China’s economy rapidly developed as it shifted from a planned economy to a market economy. Cheap labor encouraged foreign companies to conduct business in China, but that business came at the expense of labor protection. Workers who had previously enjoyed lifetime employment suddenly faced rampant layoffs, labor abuse, and unemployment. Despite China’s implementation of the Labor Law in 1994, labor abuse continued, especially by employers refusing to follow written contract requests to define the employment relationship. Many workers were left unprotected. In response to these problems, China passed the Labor Contract Law in 2007 to clarify requirements of employment contracts and to inform both employers and workers of their rights and obligations. The law was intended to promote better employment relationships.

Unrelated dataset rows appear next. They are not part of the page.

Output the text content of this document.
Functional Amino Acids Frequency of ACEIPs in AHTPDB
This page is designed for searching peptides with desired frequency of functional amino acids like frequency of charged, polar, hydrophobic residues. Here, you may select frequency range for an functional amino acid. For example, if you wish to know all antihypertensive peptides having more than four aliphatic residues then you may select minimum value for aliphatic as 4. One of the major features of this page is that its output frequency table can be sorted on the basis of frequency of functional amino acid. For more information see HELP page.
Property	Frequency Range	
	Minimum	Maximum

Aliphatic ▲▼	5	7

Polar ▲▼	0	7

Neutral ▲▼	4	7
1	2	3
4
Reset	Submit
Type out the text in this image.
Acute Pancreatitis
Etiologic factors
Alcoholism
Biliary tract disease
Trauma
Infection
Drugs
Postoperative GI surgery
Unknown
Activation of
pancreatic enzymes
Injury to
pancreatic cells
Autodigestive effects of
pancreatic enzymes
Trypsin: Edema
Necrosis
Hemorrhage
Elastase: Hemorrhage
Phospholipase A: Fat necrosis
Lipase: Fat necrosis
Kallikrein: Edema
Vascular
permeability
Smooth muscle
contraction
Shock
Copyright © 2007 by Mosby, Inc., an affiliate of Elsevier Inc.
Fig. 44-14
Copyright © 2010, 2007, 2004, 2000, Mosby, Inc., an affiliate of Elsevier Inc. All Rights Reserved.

Article 14 of the Labor Contract Law worked to accomplish this end by allowing the use of open-term employment contracts. Foreign companies and investors, however, have voiced concern that the Labor Contract Law’s encouragement of open-term contracts will negatively affect their business in China and make it nearly impossible to dismiss workers. Some of these fears have been realized in South Korea under similar employment laws. While open-term contracts will inevitably increase some business costs, the benefits of the new Chinese Labor Contract Law outweigh such costs. Because workers will be more invested in business operations, open-term employment contracts will improve employment relationships and make businesses more profitable. Additionally, in contrast to South Korea’s employment laws, Article 14 of the Labor Contract Law includes sufficient regulations and flexible requirements to prevent open-term employment contracts from becoming a ticket to lifetime employment. Open-term employment contracts can advance China’s economic development.